The meeting continued for four hours. Four hours of singing and prayer. Four hours of chai, white bread, and a tray of mangoes, and somewhere in the mix, the pastor gave a sermon about finding your path when no one else understands it. At the end, she turned to me and asked, “Are you saved?”
Hadn’t I flown to another country to free myself—to piece myself into a woman who did not have to suffer in quiet desperation?
Everyone looked at me eagerly, leaning forward, waiting for an answer. I looked at Muthoni, who was taking extra care to spread jam across a piece of bread. My mother had dragged me to my baptism when I was twelve or thirteen. There was something about plunging backward into the water that I didn’t like, but I was told it would be over soon. I could have given these women a long explanation of how I had traded in evangelical Christianity for yoga and vegan ice cream, but instead chose the answer that would make the pastor smile and set the room at ease.
“Yes,” I said, and took a gulp of chai.
I never made it to the birthday party.
“Twenty years old is a hard time for a Kenyan,” Otieno, my gracious local host, said through laughter when I told him about the fellowship meeting. “When I was Muthoni’s age, I was young and broke. My family had nothing to pass on to me, but I had God. It was something to believe in.”
Muthoni was young and open.
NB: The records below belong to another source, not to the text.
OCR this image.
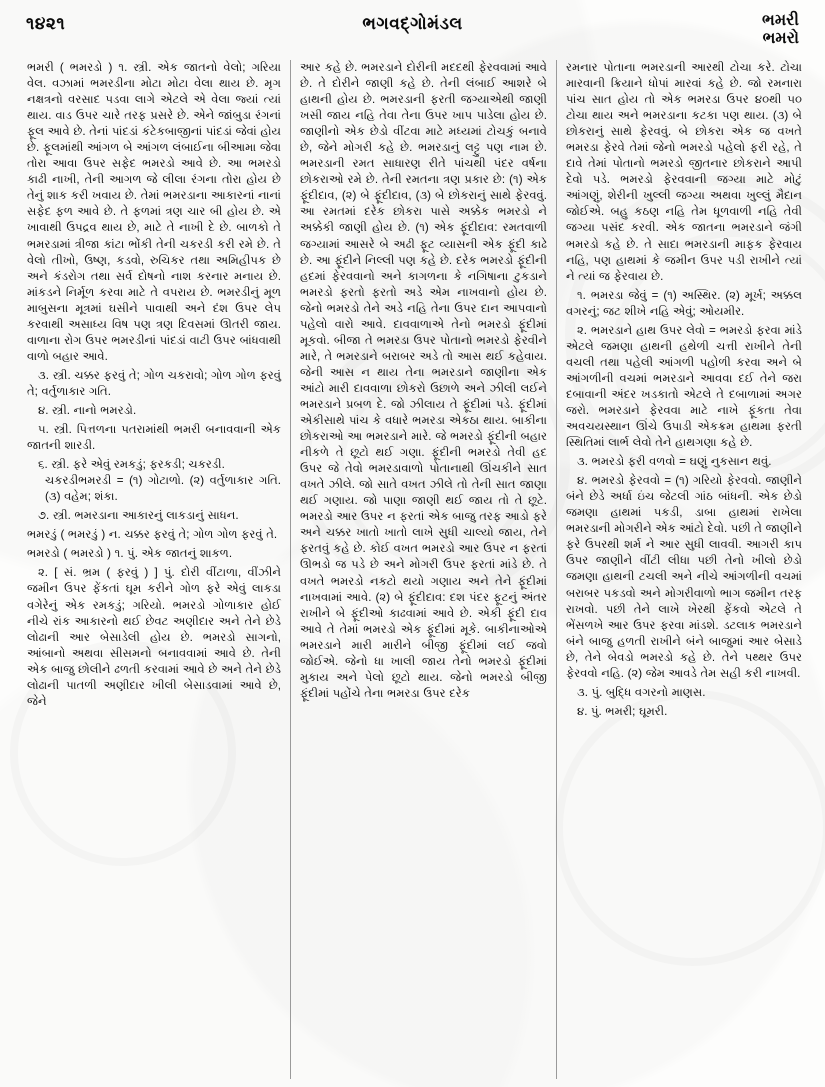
૧૪૨૧	ભગવદ્ગોમંડલ	ભમરી
ભમરો

ભમરી ( ભમરડો ) ૧. સ્ત્રી. એક જાતનો વેલો; ગરિયા વેલ. વઝામાં ભમરડીના મોટા મોટા વેલા થાય છે. મૃગ નક્ષત્રનો વરસાદ પડવા લાગે એટલે એ વેલા જ્યાં ત્યાં થાય. વાડ ઉપર ચારે તરફ પ્રસરે છે. એને જાંબુડા રંગનાં ફૂલ આવે છે. તેનાં પાંદડાં કંટેકબાજીનાં પાંદડાં જેવાં હોય છે. ફૂલમાંથી આંગળ બે આંગળ લંબાઈના બીઆમા જેવા તોરા આવા ઉપર સફેદ ભમરડો આવે છે. આ ભમરડો કાઢી નાખી, તેની આગળ જે લીલા રંગના તોરા હોય છે તેનું શાક કરી ખવાય છે. તેમાં ભમરડાના આકારનાં નાનાં સફેદ ફળ આવે છે. તે ફળમાં ત્રણ ચાર બી હોય છે. એ ખાવાથી ઉપદ્રવ થાય છે, માટે તે નાખી દે છે. બાળકો તે ભમરડામાં ત્રીજા કાંટા ભોંકી તેની ચકરડી કરી રમે છે. તે વેલો તીખો, ઉષ્ણ, કડવો, રુચિકર તથા અમિહીપક છે અને કંડરોગ તથા સર્વ દોષનો નાશ કરનાર મનાય છે. માંકડને નિર્મૂળ કરવા માટે તે વપરાય છે. ભમરડીનું મૂળ માબુસના મૂત્રમાં ઘસીને પાવાથી અને દંશ ઉપર લેપ કરવાથી અસાધ્ય વિષ પણ ત્રણ દિવસમાં ઊતરી જાય. વાળાના રોગ ઉપર ભમરડીનાં પાંદડાં વાટી ઉપર બાંધવાથી વાળો બહાર આવે.

૩. સ્ત્રી. ચક્કર ફરવું તે; ગોળ ચકરાવો; ગોળ ગોળ ફરવું તે; વર્તુળાકાર ગતિ.

૪. સ્ત્રી. નાનો ભમરડો.

૫. સ્ત્રી. પિત્તળના પતરામાંથી ભમરી બનાવવાની એક જાતની શારડી.

૬. સ્ત્રી. ફરે એવું રમકડું; ફરકડી; ચકરડી.

ચકરડીભમરડી = (૧) ગોટાળો. (૨) વર્તુળાકાર ગતિ. (૩) વહેમ; શંકા.

૭. સ્ત્રી. ભમરડાના આકારનું લાકડાનું સાધન.

ભમરડું ( ભમરડું ) ન. ચક્કર ફરવું તે; ગોળ ગોળ ફરવું તે.

ભમરડો ( ભમરડો ) ૧. પું. એક જાતનું શાકળ.

૨. [ સં. ભ્રમ ( ફરવું ) ] પું. દોરી વીંટાળા, વીંઝીને જમીન ઉપર ફેંકતાં ઘૂમ કરીને ગોળ ફરે એવું લાકડા વગેરેનું એક રમકડું; ગરિયો. ભમરડો ગોળાકાર હોઈ નીચે રાંક આકારનો થઈ છેવટ અણીદાર અને તેને છેડે લોઢાની આર બેસાડેલી હોય છે. ભમરડો સાગનો, આંબાનો અથવા સીસમનો બનાવવામાં આવે છે. તેની એક બાજુ છોલીને ઢળતી કરવામાં આવે છે અને તેને છેડે લોઢાની પાતળી અણીદાર ખીલી બેસાડવામાં આવે છે, જેને

આર કહે છે. ભમરડાને દોરીની મદદથી ફેરવવામાં આવે છે. તે દોરીને જાણી કહે છે. તેની લંબાઈ આશરે બે હાથની હોય છે. ભમરડાની ફરતી જગ્યાએથી જાણી ખસી જાય નહિ તેવા તેના ઉપર ખાપ પાડેલા હોય છે. જાણીનો એક છેડો વીંટવા માટે મધ્યમાં ટોચકું બનાવે છે, જેને મોગરી કહે છે. ભમરડાનું લટ્ટુ પણ નામ છે. ભમરડાની રમત સાધારણ રીતે પાંચથી પંદર વર્ષના છોકરાઓ રમે છે. તેની રમતના ત્રણ પ્રકાર છે: (૧) એક ફૂંદીદાવ, (૨) બે ફૂંદીદાવ, (૩) બે છોકરાનું સાથે ફેરવવું. આ રમતમાં દરેક છોકરા પાસે અક્કેક ભમરડો ને અક્કેકી જાણી હોય છે. (૧) એક ફૂંદીદાવ: રમતવાળી જગ્યામાં આસરે બે અઢી ફૂટ વ્યાસની એક ફૂંદી કાઢે છે. આ ફૂંદીને નિલ્લી પણ કહે છે. દરેક ભમરડો ફૂંદીની હદમાં ફેરવવાનો અને કાગળના કે નગિષાના ટુકડાને ભમરડો ફરતો ફરતો અડે એમ નાખવાનો હોય છે. જેનો ભમરડો તેને અડે નહિ તેના ઉપર દાન આપવાનો પહેલો વારો આવે. દાવવાળાએ તેનો ભમરડો ફૂંદીમાં મૂકવો. બીજા તે ભમરડા ઉપર પોતાનો ભમરડો ફેરવીને મારે, તે ભમરડાને બરાબર અડે તો આસ થઈ કહેવાય. જેની આસ ન થાય તેના ભમરડાને જાણીના એક આંટો મારી દાવવાળા છોકરો ઉછાળે અને ઝીલી લઈને ભમરડાને પ્રબળ દે. જો ઝીલાય તે ફૂંદીમાં પડે. ફૂંદીમાં એકીસાથે પાંચ કે વધારે ભમરડા એકઠા થાય. બાકીના છોકરાઓ આ ભમરડાને મારે. જે ભમરડો ફૂંદીની બહાર નીકળે તે છૂટો થઈ ગણા. ફૂંદીની ભમરડો તેવી હદ ઉપર જે તેવો ભમરડાવાળો પોતાનાથી ઊંચકીને સાત વખતે ઝીલે. જો સાતે વખત ઝીલે તો તેની સાત જાણા થઈ ગણાય. જો પાણા જાણી થઈ જાય તો તે છૂટે. ભમરડો આર ઉપર ન ફરતાં એક બાજુ તરફ આડો ફરે અને ચક્કર ખાતો ખાતો લાખે સુધી ચાલ્યો જાય, તેને ફરતવું કહે છે. કોઈ વખત ભમરડો આર ઉપર ન ફરતાં ઊભડો જ પડે છે અને મોગરી ઉપર ફરતાં માંડે છે. તે વખતે ભમરડો નકટો થયો ગણાય અને તેને ફૂંદીમાં નાખવામાં આવે. (૨) બે ફૂંદીદાવ: દશ પંદર ફૂટનું અંતર રાખીને બે ફૂંદીઓ કાઢવામાં આવે છે. એકી ફૂંદી દાવ આવે તે તેમાં ભમરડો એક ફૂંદીમાં મૂકે. બાકીનાઓએ ભમરડાને મારી મારીને બીજી ફૂંદીમાં લઈ જવો જોઈએ. જેનો ધા ખાલી જાય તેનો ભમરડો ફૂંદીમાં મુકાય અને પેલો છૂટો થાય. જેનો ભમરડો બીજી ફૂંદીમાં પહોંચે તેના ભમરડા ઉપર દરેક

રમનાર પોતાના ભમરડાની આરથી ટોચા કરે. ટોચા મારવાની ક્રિયાને ધોપાં મારવાં કહે છે. જો રમનારા પાંચ સાત હોય તો એક ભમરડા ઉપર ૪૦થી ૫૦ ટોચા થાય અને ભમરડાના કટકા પણ થાય. (૩) બે છોકરાનું સાથે ફેરવવું. બે છોકરા એક જ વખતે ભમરડા ફેરવે તેમાં જેનો ભમરડો પહેલો ફરી રહે, તે દાવે તેમાં પોતાનો ભમરડો જીતનાર છોકરાને આપી દેવો પડે. ભમરડો ફેરવવાની જગ્યા માટે મોટું આંગણું, શેરીની ખુલ્લી જગ્યા અથવા ખુલ્લું મૈદાન જોઈએ. બહુ કઠણ નહિ તેમ ધૂળવાળી નહિ તેવી જગ્યા પસંદ કરવી. એક જાતના ભમરડાને જંગી ભમરડો કહે છે. તે સાદા ભમરડાની માફક ફેરવાય નહિ, પણ હાથમાં કે જમીન ઉપર પડી રાખીને ત્યાં ને ત્યાં જ ફેરવાય છે.

૧. ભમરડા જેવું = (૧) અસ્થિર. (૨) મૂર્ખ; અક્કલ વગરનું; જટ શીખે નહિ એવું; ઓયમીર.

૨. ભમરડાને હાથ ઉપર લેવો = ભમરડો ફરવા માંડે એટલે જમણા હાથની હથેળી ચત્તી રાખીને તેની વચલી તથા પહેલી આંગળી પહોળી કરવા અને બે આંગળીની વચમાં ભમરડાને આવવા દઈ તેને જરા દબાવાની અંદર ખડકાતો એટલે તે દબાળામાં અગર જરો. ભમરડાને ફેરવવા માટે નાખે ફૂંકતા તેવા અવચયસ્થાન ઊંચે ઉપાડી એકક્રમ હાથમા ફરતી સ્થિતિમાં લાર્ભ લેવો તેને હાથગણા કહે છે.

૩. ભમરડો ફરી વળવો = ઘણું નુકસાન થવું.

૪. ભમરડો ફેરવવો = (૧) ગરિયો ફેરવવો. જાણીને બંને છેડે અર્ધા ઇંચ જેટલી ગાંઠ બાંધની. એક છેડો જમણા હાથમાં પકડી, ડાબા હાથમાં રાખેલા ભમરડાની મોગરીને એક આંટો દેવો. પછી તે જાણીને ફરે ઉપરથી શર્મ ને આર સુધી લાવવી. આગરી કાપ ઉપર જાણીને વીંટી લીધા પછી તેનો ખીલો છેડો જમણા હાથની ટચલી અને નીચે આંગળીની વચમાં બરાબર પકડવો અને મોગરીવાળો ભાગ જમીન તરફ રાખવો. પછી તેને લાખે ખેરથી ફેંકવો એટલે તે ભેંસળખે આર ઉપર ફરવા માંડશે. ડટલાક ભમરડાને બંને બાજુ હળતી રાખીને બંને બાજુમાં આર બેસાડે છે, તેને બેવડો ભમરડો કહે છે. તેને પથ્થર ઉપર ફેરવવો નહિ. (૨) જેમ આવડે તેમ સહી કરી નાખવી.

૩. પું. બુદ્ધિ વગરનો માણસ.

૪. પું. ભમરી; ઘૂમરી.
A whole world in front of her, with a yearning to find her path. I understood the road she and others were walking, but mine went in a different direction. Three weeks passed, and she was still sending me WhatsApp messages asking if I’d like to go to another meeting with her.
Will you attend? The group wants to see you.
I kept giving her excuses: I have to work, I have my period, I’m going to Mombasa . But I heard that small voice, the voice of my own understanding, loud and clear. It said no .
I asked a good friend from Georgia, a queer black woman who had also left Christianity, how she responded to folks asking her to come to church. “‘No,’” she told me, “is a complete sentence.”
It took me a week to respond to Muthoni truthfully, but I knew I needed to stop making excuses and say no. No to the shame I had accumulated for seeing things differently from my parents, no to feeling alienated from my heritage because I couldn’t get down with G-O-D, and no to prayers that may have brought solace and insight to my parents and the Women of Faith while leaving me cold. I prefer to rendezvous with the divine by listening to my neighbors talk in the salon, or driving a bargain for avocados on a busy street. Perhaps that means I am unsaved, or a hippie, or even a witch—but at least it is who I choose to be.
Perhaps an African sings the songs that make them come alive and prays only if they want to. Perhaps an African knows they carry multiple intelligences that can’t always be graded or defined in linear terms. Perhaps an African woman takes care of the house and works if she so chooses, and uses her life to work for freedom. I’d like to think that some of my ancestors embodied these principles, and that I can, too.